Yakın zamanda içine girdiğim harika bir albümden, daha doğrusu albümün şarkı sözlerinden bahsedeceğim. Çok orijinal, şok edici sözler yok, ya da bir Shadow Gallery kadar ağdalı bir şiirsellik yok, ama ben şahsen çok tuttum. Bu arada Vanden Plas, Symphony X, Pagan’s Mind, Shadow Gallery falan seviyorsanız, bunların eserlerinden pek altta kalmayacak bir albüm “Subsurface”. Ben biraz geç içine girdim, ama o gün bu gündür hergün mutlaka dinliyorum albümü. Bu kritikte sadece parça sözlerinden bahsedeceğim, ama müzik hakkında da bir iki cümle yazayım. Grup aslında 1988’e giden, progresif metale göre eski sayılabilecek bir topluluk. İlk dönemlerinde daha statik ve nispeten az zengin müzikal materyaller vardı parçalarında. İyi çalıyorlardı falan, ama çok az inişler çıkışlar vardı müziklerinde. Son 4 albümle hem soundları güçlendi, hem de müzikleri daha dinamikleşti. Bu albüm tek kelimeyle kusursuz, AOR, 80’ler rockları etkilerini de fazlasıyla üzerinde barındıran “Subsurface” bence grubun dinlenebilirliği en yüksek albümü. Tertemiz bir sound, kusursuz enstrüman hakimiyeti. Oradan buradan duyardım bu albümü, ama hayatımda dinlediğim en iyi 15 progresif metal albümü arasına girebileceğine de hiç ihtimal vermezdim. Neyse şimdi liriksel kritiğe başlayalım.

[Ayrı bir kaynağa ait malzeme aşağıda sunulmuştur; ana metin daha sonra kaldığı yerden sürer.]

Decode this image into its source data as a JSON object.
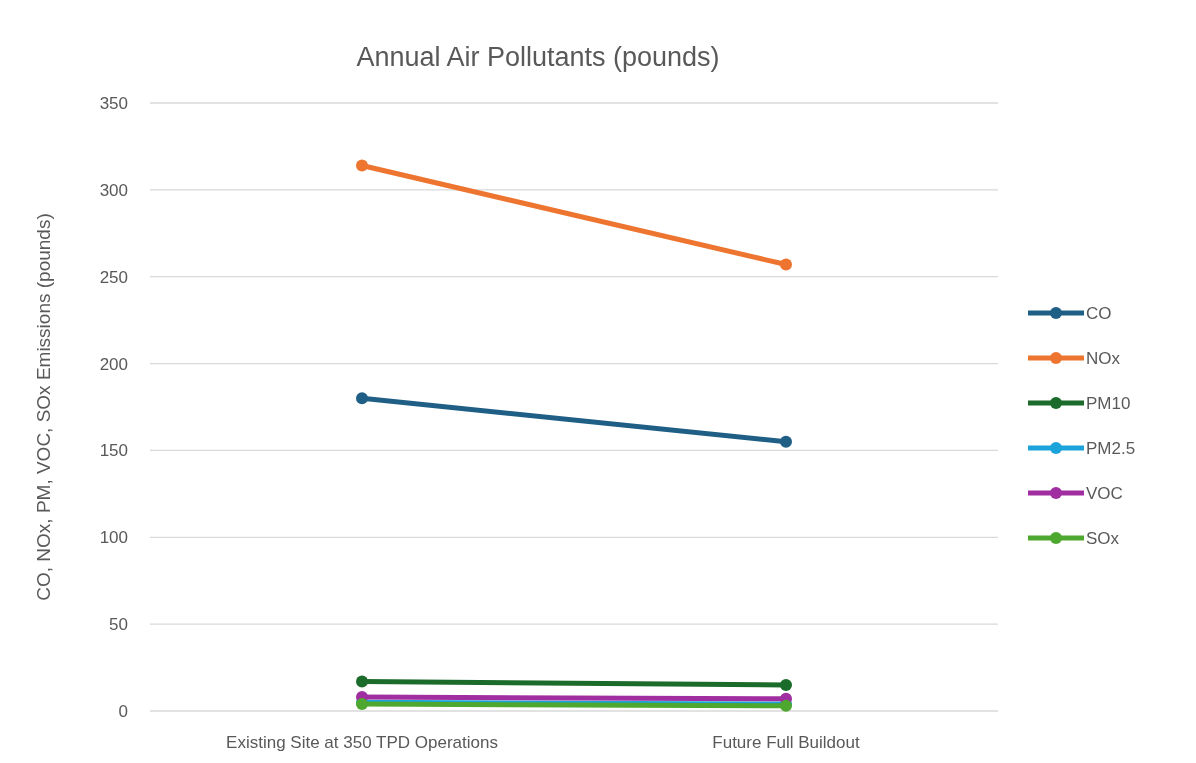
{
  "chart_data": {
    "type": "line",
    "title": "Annual Air Pollutants (pounds)",
    "ylabel": "CO, NOx, PM, VOC, SOx Emissions (pounds)",
    "categories": [
      "Existing Site at 350 TPD Operations",
      "Future Full Buildout"
    ],
    "series": [
      {
        "name": "CO",
        "color": "#1f5f86",
        "values": [
          180,
          155
        ]
      },
      {
        "name": "NOx",
        "color": "#ed7530",
        "values": [
          314,
          257
        ]
      },
      {
        "name": "PM10",
        "color": "#1b6b2a",
        "values": [
          17,
          15
        ]
      },
      {
        "name": "PM2.5",
        "color": "#1ba3dc",
        "values": [
          5,
          4
        ]
      },
      {
        "name": "VOC",
        "color": "#a12ea0",
        "values": [
          8,
          7
        ]
      },
      {
        "name": "SOx",
        "color": "#4ea72e",
        "values": [
          4,
          3
        ]
      }
    ],
    "ylim": [
      0,
      350
    ],
    "yticks": [
      0,
      50,
      100,
      150,
      200,
      250,
      300,
      350
    ],
    "grid": "y",
    "legend": "right",
    "marker": "circle",
    "line_style": "solid"
  }
}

Lirikler basit ama iyi bir sistem eleştirisi barındırıyorlar. Anladığım kadarıyla, özgürleşme kisvesi altında, milleti tek tip’leştiren, özgürleşiyorsunuz ayağına devlet, din gibi kontrol mekanizmalarının etkinliğinin devasa boyutlara ulaşması eleştirilmiş. Zaten albüm ismi de bunun ipuçlarını veriyor, organize devlet, organize din gibi kurumlar öylesine devleştiler ki, birey olarak çok değersiz varlıklar haline geldik. Bunları söylerken, özellikle televizyonun insanları şekillendirici, ve kontrol mekanizmalarının dayattığı şeylere inandırmaktaki etkinliğinden bahsedilmiş. Öyle bir fallik yola sürükleniyoruz ki, bir zaman sonra başka türlü bir yaşamın gerçekleşemeyeceğine inanıp boyun eğiyoruz. Nietzche’nin dinleri afyona benzetmesi gibi, grup da televizyonu aynı uyuşturucuya benzetmiş. Ama tabii bu düzenin çok eskiden kurgulandığına da vurgu yapılmış, televizyon, basın gibi organlar da buzlu yollarda taşıtlarının lastiklerine zincir olmuş. Yine de soruyorlar tabi, bu sis içinde işlerin altındaki gerçekleri görebilecek miyiz bir zaman diye. İşte bunun için, “V For Vendetta”da verilen mesaj gibi, bireysel olarak elimizden geleni yapmamız gerektiği söyleniyor. Burada tabi kanlı veya büyük bir devrimden ziyade, değişim vurgulanıyor. “Subsurface” de ne olduğunu görecek zihinsel ve algısal yetkinliğe ulaşmamız gerektiğine vurgu yapılıyor.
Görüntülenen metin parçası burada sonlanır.